Official Journal of the European Union

C 182/24


Action brought on 5 March 2018 — Szegedi v Parliament

(Case T-135/18)

(2018/C 182/29)

Language of the case: Hungarian

Parties

Applicant: Csanád Szegedi (Budapest, Hungary) (represented by: Kristóf Bodó, lawyer)

Defendant: European Parliament

Form of order sought

The applicant claims that the General Court should:

annul debit note No 2017-1635 issued by the Secretary-General of the European Parliament;

annul the recovery decision, in the amount of EUR 264 196,11, adopted by the Secretary-General of the European Parliament on 30 November 2017.

Pleas in law and main arguments

In support of his action, the applicant relies on seven pleas in law.

1.

First plea in law, alleging that, in the Secretary-General’s decision, the findings concerning reimbursement of travel expenses and of expenses for accredited parliamentary assistants were unfounded. The applicant claimed the reimbursement of travel expenses only in those cases in which he was entitled to do so in accordance with Decision No 2009/C 159/01 of the Bureau of the European Parliament concerning implementing measures for the Statute for Members of the European Parliament.

The accredited parliamentary assistants referred to in the decision, who had a contractual relationship with the European Parliament, performed support tasks in relation to the applicant’s role as a Member of the European Parliament (MEP) in Brussels and Strasbourg.

2.

Second plea in law, alleging breach of the principle of equality of arms.

The applicant did not have access to the evidence supporting the facts set out in the Secretary-General’s decision. Although the applicant submitted a written request, the Secretary-General did not provide him with that evidence, which prevented him from at any time submitting observations on the substance. The Secretary-General’s decision, on which the debit note was based, as a legal measure affecting the applicant, was adopted in breach of the principles of impartial and fair procedure, equality of arms and the applicant’s rights of defence.

3.

Third plea in law, alleging that the Secretary-General’s decision was vitiated by an error of law as regards the burden of proof. Contrary to what was stated in the Secretary-General’s decision, the arguments set out in paragraph 54 of the Court’s judgment of 10 October 2014 in Case T-479/13, Marciani v Parliament, cannot be considered relevant in the present case, precisely because in the case of MEP Marciani the so-called ‘GDD Rules’ (Rules governing the payment of expenses and allowances to Members of the European Parliament) had to be applied, whereas, during the applicant’s mandate as a MEP, Council Regulation (EC) No 160/2009 was already in force.

4.

Fourth plea in law, alleging that there is no legal basis for reimbursement of the salary paid to the accredited parliamentary assistants. This plea has two limbs:

The first limb of the fourth plea alleges that there is no legal relationship between the applicant and the European Parliament.
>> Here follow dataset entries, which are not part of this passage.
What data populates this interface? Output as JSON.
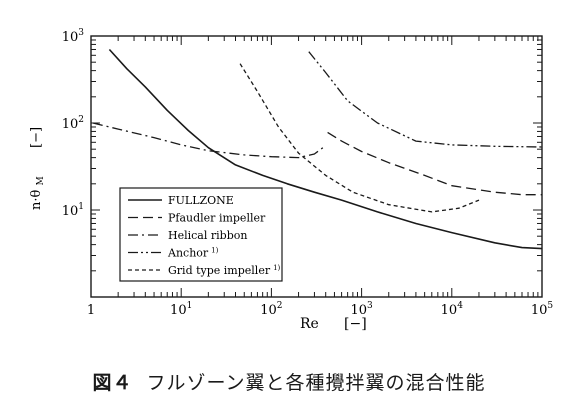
{
  "chart_data": {
    "type": "line",
    "x_scale": "log",
    "y_scale": "log",
    "xlim": [
      1,
      100000
    ],
    "ylim": [
      1,
      1000
    ],
    "x_ticks": [
      {
        "value": 1,
        "label": "1"
      },
      {
        "value": 10,
        "label": "10",
        "sup": "1"
      },
      {
        "value": 100,
        "label": "10",
        "sup": "2"
      },
      {
        "value": 1000,
        "label": "10",
        "sup": "3"
      },
      {
        "value": 10000,
        "label": "10",
        "sup": "4"
      },
      {
        "value": 100000,
        "label": "10",
        "sup": "5"
      }
    ],
    "y_ticks": [
      {
        "value": 10,
        "label": "10",
        "sup": "1"
      },
      {
        "value": 100,
        "label": "10",
        "sup": "2"
      },
      {
        "value": 1000,
        "label": "10",
        "sup": "3"
      }
    ],
    "xlabel": "Re",
    "xlabel_unit": "[−]",
    "ylabel": "n·θ",
    "ylabel_sub": "M",
    "ylabel_unit": "[−]",
    "grid": false,
    "legend_position": "bottom-left",
    "series": [
      {
        "name": "FULLZONE",
        "dash": "solid",
        "points": [
          [
            1.6,
            700
          ],
          [
            2.5,
            420
          ],
          [
            4,
            260
          ],
          [
            7,
            140
          ],
          [
            12,
            82
          ],
          [
            20,
            52
          ],
          [
            40,
            33
          ],
          [
            80,
            25
          ],
          [
            150,
            20
          ],
          [
            300,
            16
          ],
          [
            600,
            13
          ],
          [
            1500,
            9.5
          ],
          [
            4000,
            7
          ],
          [
            10000,
            5.5
          ],
          [
            30000,
            4.2
          ],
          [
            60000,
            3.7
          ],
          [
            100000,
            3.6
          ]
        ]
      },
      {
        "name": "Pfaudler impeller",
        "dash": "long",
        "points": [
          [
            420,
            78
          ],
          [
            600,
            62
          ],
          [
            1000,
            47
          ],
          [
            2000,
            35
          ],
          [
            5000,
            25
          ],
          [
            10000,
            19
          ],
          [
            30000,
            16
          ],
          [
            60000,
            15
          ],
          [
            150000,
            15
          ]
        ]
      },
      {
        "name": "Helical ribbon",
        "dash": "dashdot",
        "points": [
          [
            1.05,
            100
          ],
          [
            2,
            85
          ],
          [
            5,
            68
          ],
          [
            10,
            56
          ],
          [
            20,
            48
          ],
          [
            50,
            43
          ],
          [
            100,
            41
          ],
          [
            200,
            40
          ],
          [
            300,
            44
          ],
          [
            400,
            55
          ]
        ]
      },
      {
        "name": "Anchor",
        "name_sup": "1)",
        "dash": "dashdotdot",
        "points": [
          [
            260,
            660
          ],
          [
            400,
            380
          ],
          [
            700,
            180
          ],
          [
            1500,
            100
          ],
          [
            4000,
            62
          ],
          [
            10000,
            56
          ],
          [
            30000,
            54
          ],
          [
            100000,
            53
          ]
        ]
      },
      {
        "name": "Grid type impeller",
        "name_sup": "1)",
        "dash": "short",
        "points": [
          [
            45,
            480
          ],
          [
            70,
            230
          ],
          [
            120,
            90
          ],
          [
            200,
            45
          ],
          [
            400,
            25
          ],
          [
            800,
            16
          ],
          [
            2000,
            11.5
          ],
          [
            6000,
            9.5
          ],
          [
            12000,
            10.5
          ],
          [
            20000,
            13
          ]
        ]
      }
    ]
  },
  "caption": {
    "figure_label": "図４",
    "text": "フルゾーン翼と各種攪拌翼の混合性能"
  }
}
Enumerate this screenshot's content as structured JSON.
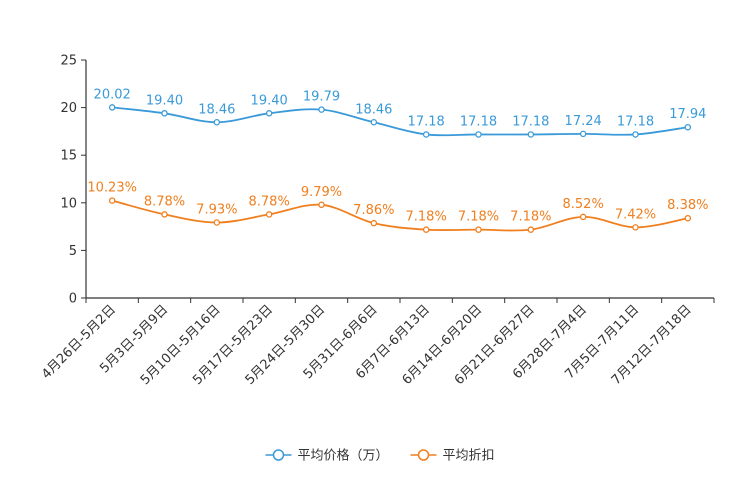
{
  "chart_data": {
    "type": "line",
    "title": "",
    "xlabel": "",
    "ylabel": "",
    "ylim": [
      0,
      25
    ],
    "yticks": [
      0,
      5,
      10,
      15,
      20,
      25
    ],
    "grid": false,
    "legend_position": "bottom-center",
    "categories": [
      "4月26日-5月2日",
      "5月3日-5月9日",
      "5月10日-5月16日",
      "5月17日-5月23日",
      "5月24日-5月30日",
      "5月31日-6月6日",
      "6月7日-6月13日",
      "6月14日-6月20日",
      "6月21日-6月27日",
      "6月28日-7月4日",
      "7月5日-7月11日",
      "7月12日-7月18日"
    ],
    "series": [
      {
        "name": "平均价格（万）",
        "color": "#3a9ad9",
        "values": [
          20.02,
          19.4,
          18.46,
          19.4,
          19.79,
          18.46,
          17.18,
          17.18,
          17.18,
          17.24,
          17.18,
          17.94
        ],
        "labels": [
          "20.02",
          "19.40",
          "18.46",
          "19.40",
          "19.79",
          "18.46",
          "17.18",
          "17.18",
          "17.18",
          "17.24",
          "17.18",
          "17.94"
        ]
      },
      {
        "name": "平均折扣",
        "color": "#f07f1e",
        "values": [
          10.23,
          8.78,
          7.93,
          8.78,
          9.79,
          7.86,
          7.18,
          7.18,
          7.18,
          8.52,
          7.42,
          8.38
        ],
        "labels": [
          "10.23%",
          "8.78%",
          "7.93%",
          "8.78%",
          "9.79%",
          "7.86%",
          "7.18%",
          "7.18%",
          "7.18%",
          "8.52%",
          "7.42%",
          "8.38%"
        ]
      }
    ]
  }
}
Since the entry into force of Regulation (EC) No 160/2009, it is the European Parliament, and not the MEP, which has a legal relationship with the accredited parliamentary assistant and the European Parliament does not reimburse expenses, but pays a salary. As regards the employment relationship of accredited parliamentary assistants, the applicant has no contractual relationship with the European Parliament. The European Parliament did not pay the applicant the relevant salary for the accredited parliamentary assistant. In the absence of any legal relationship or any basis in law, the applicant cannot be under any obligation to reimburse the European Parliament.
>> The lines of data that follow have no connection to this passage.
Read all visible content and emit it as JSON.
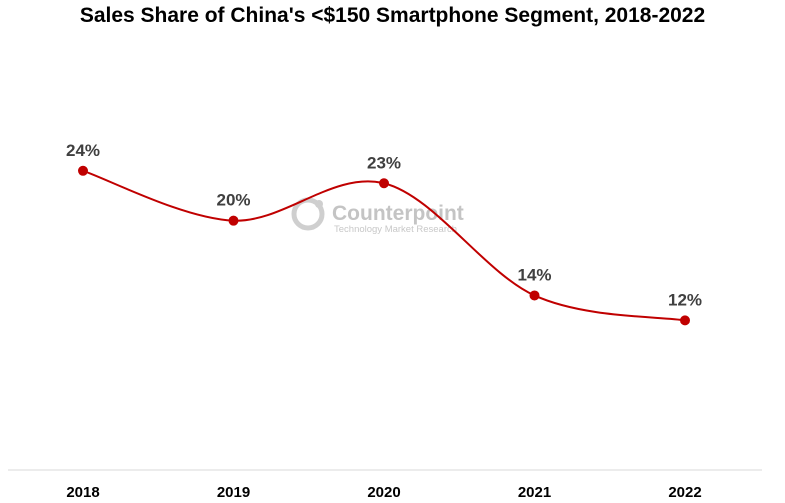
{
  "chart_data": {
    "type": "line",
    "title": "Sales Share of China's <$150 Smartphone Segment, 2018-2022",
    "categories": [
      "2018",
      "2019",
      "2020",
      "2021",
      "2022"
    ],
    "series": [
      {
        "name": "Sales share",
        "values": [
          24,
          20,
          23,
          14,
          12
        ],
        "labels": [
          "24%",
          "20%",
          "23%",
          "14%",
          "12%"
        ]
      }
    ],
    "xlabel": "",
    "ylabel": "",
    "ylim": [
      0,
      30
    ],
    "grid": false,
    "smooth": true,
    "colors": {
      "line": "#c00000",
      "marker": "#c00000",
      "data_label": "#404040",
      "axis": "#d9d9d9"
    }
  },
  "watermark": {
    "brand": "Counterpoint",
    "tagline": "Technology Market Research",
    "icon": "counterpoint-logo-icon"
  }
}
The second limb of the fourth plea in law alleges that activity outside the accredited parliamentary assistants’ work does not give rise to any right to the repayment of the salary paid. Article 12 of the Staff Regulations of Officials of the European Union does not prohibit the exercise of an activity outside the service, but requires only that the relevant consent be obtained from the appointing authority. On the other hand, where consent is not requested, the rules do not lay down penalties in the form of full reimbursement of the salary paid.

5.

Fifth plea in law, alleging that a rule which lays down a requirement may not be applied retroactively. Point 8 of the Secretary-General’s decision refers to, as part of the legal basis for the decision, Article 39a of the Implementing Measures, although the Decision of the Bureau of the European Parliament amending the Implementing Measures for the Statute for Members of the European Parliament (2015/C 397/03) has been applicable from 1 January 2016, with the result that it is not relevant to the present dispute.

6.

Sixth plea in law, alleging a failure to state reasons and infringement of the principle of proportionality, as regards the determination of the amount. The amount claimed is not justified in detail or by means of a calculation, and assumes that the parliamentary assistant never worked for the applicant.

7.

Seventh plea in law, alleging that an assessment was made of the document confirming the date of travel, attached to the request for reimbursement of travel expenses, which departed from its purpose and drew an incorrect inference from that document.